The events themselves had... mostly matched her descriptions. Well, they'd exactly matched the words she actually said. She obviously knew about the lie detector. She had merely omitted a few interesting details. So many fascinating little tidbits hidden in that 'brief conversation' with Ms. Vasil. Familiar regret welled up that I couldn't recursively dive into the events I heard described through my power. I'd had to dig pretty far into my stack of files to find the name 'Regent,' but... ah, they'd already known about that connection. Hijack? Well, the sandbagging spoke well of him, given what his real power could do.
That was the real prize, but I'd also gotten some intriguing context on the Siberian fight. It had naturally warranted some additional discussion, given 'her' ostensible invincibility.
There was a valuable glimpse into group dynamics, intra- and inter-. I'd have to dig into their relationship with these 'Undersiders.' And hadn't there been a mention of an arrangement with Coil, everyone's least favorite Thinker?

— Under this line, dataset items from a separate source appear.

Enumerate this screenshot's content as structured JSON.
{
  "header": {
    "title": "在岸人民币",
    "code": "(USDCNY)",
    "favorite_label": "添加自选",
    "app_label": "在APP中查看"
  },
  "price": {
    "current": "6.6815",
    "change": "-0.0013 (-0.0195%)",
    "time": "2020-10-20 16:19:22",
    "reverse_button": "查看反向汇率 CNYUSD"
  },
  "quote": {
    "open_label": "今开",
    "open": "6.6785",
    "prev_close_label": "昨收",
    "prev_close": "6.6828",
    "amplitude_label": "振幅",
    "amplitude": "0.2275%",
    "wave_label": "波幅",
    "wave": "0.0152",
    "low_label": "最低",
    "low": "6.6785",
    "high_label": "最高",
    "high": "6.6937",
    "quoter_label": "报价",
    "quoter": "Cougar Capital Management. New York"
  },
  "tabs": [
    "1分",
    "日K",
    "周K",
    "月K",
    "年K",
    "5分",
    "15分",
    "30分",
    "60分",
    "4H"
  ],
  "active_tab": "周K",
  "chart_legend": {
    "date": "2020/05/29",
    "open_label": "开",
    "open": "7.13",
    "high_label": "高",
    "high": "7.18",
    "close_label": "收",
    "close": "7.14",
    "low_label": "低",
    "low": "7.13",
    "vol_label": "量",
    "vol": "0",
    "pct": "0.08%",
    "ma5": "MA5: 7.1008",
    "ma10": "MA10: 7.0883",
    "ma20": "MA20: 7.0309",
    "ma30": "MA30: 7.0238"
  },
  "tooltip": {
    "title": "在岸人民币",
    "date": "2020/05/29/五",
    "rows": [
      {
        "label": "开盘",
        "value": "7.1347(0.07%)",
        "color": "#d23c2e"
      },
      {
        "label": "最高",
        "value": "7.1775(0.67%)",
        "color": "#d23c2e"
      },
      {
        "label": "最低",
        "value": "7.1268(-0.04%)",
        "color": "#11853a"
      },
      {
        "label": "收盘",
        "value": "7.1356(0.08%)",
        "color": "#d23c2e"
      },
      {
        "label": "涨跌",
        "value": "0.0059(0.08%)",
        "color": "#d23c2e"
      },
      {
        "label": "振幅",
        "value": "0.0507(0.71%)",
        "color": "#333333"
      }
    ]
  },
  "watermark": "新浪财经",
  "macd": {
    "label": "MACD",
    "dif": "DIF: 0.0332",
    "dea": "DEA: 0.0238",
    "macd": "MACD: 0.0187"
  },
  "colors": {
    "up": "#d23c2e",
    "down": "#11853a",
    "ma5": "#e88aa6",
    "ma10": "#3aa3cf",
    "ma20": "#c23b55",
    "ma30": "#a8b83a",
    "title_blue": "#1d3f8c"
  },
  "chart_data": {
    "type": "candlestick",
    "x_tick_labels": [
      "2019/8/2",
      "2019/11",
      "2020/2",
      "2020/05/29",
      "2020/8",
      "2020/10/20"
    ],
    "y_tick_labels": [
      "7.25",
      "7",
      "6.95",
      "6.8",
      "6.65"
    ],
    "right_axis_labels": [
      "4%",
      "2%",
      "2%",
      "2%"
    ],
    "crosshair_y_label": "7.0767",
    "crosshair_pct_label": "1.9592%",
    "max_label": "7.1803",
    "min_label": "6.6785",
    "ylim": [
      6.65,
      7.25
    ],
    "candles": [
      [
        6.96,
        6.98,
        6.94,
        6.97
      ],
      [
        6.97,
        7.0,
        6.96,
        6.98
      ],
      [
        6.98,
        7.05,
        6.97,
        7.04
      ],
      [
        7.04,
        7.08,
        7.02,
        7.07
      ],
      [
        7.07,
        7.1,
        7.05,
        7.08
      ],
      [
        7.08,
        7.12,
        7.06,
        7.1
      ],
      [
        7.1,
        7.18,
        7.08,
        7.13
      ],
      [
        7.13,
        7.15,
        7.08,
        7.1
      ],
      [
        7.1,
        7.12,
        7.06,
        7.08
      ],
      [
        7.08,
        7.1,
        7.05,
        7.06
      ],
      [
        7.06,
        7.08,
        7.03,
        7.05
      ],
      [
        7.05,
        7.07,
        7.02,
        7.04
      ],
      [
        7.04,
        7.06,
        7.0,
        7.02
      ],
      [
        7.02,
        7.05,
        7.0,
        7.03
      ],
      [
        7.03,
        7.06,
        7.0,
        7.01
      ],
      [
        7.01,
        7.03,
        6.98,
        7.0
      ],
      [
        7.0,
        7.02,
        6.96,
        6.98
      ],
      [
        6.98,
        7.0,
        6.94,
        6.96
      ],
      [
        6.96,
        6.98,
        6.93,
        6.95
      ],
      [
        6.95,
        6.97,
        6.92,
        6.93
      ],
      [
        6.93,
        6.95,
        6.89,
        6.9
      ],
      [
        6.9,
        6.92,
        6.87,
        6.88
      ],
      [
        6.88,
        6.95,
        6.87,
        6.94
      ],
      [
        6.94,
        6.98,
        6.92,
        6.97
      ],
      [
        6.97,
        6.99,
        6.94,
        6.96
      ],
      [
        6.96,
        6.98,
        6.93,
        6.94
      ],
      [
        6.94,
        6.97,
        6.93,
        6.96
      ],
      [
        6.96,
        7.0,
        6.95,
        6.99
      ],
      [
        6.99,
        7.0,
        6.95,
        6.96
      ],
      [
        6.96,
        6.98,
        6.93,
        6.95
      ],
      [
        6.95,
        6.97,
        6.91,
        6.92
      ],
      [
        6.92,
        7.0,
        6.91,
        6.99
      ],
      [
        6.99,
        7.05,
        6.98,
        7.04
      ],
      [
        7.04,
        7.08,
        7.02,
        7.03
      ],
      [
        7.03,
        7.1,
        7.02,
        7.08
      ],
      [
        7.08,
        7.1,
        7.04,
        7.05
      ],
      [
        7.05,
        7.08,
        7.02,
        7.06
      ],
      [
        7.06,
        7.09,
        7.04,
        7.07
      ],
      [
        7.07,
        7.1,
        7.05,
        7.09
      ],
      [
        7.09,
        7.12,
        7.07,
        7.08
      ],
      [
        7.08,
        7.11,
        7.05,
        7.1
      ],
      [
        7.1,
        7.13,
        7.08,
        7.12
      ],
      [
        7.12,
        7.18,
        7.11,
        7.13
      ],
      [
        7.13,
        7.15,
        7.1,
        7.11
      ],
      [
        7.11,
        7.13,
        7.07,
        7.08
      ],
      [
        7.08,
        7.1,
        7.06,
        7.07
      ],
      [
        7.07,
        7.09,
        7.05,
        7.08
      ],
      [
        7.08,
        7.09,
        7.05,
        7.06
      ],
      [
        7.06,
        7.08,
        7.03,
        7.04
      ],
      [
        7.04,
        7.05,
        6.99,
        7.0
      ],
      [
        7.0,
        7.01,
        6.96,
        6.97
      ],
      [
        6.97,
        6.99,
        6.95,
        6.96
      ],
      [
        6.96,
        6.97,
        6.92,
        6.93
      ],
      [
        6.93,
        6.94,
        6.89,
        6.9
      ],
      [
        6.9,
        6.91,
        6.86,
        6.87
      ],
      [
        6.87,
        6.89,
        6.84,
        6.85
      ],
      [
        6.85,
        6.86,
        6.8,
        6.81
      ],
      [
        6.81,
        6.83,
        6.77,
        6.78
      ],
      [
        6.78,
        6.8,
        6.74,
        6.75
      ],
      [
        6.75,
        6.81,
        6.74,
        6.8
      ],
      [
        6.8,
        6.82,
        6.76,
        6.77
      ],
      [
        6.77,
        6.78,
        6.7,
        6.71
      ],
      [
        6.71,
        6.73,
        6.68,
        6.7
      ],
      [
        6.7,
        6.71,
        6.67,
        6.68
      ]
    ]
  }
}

But the Undersiders were interesting. I pulled out Skitter's file. Master 8/Thinker 1? I couldn't disagree. Finding and targeting someone from hundreds of meters away through walls and floors and whatever else? She could kill most capes while sipping a latte in a cafe down the street, and she could coordinate her allies in a way most Thinkers couldn't. Seriously, what's up with this group? Two sevens and an eight with good archetypes and they'd barely been on the radar until the last month. The Brockton Bay scene is supposed to be pretty intense, but still.
I skimmed through the pile for the others. Definitely not as strong as those three, but not slouches either. Bitch provided some much needed muscle and mobility, but she wasn't great at either. Imp would be terrifying if not for her easily exploitable weakness to cameras. Though I'd imagine that would be much less problematic against other villains, who wouldn't be so organized. Grue rounded things out with more disruption, crowd control, and stealth.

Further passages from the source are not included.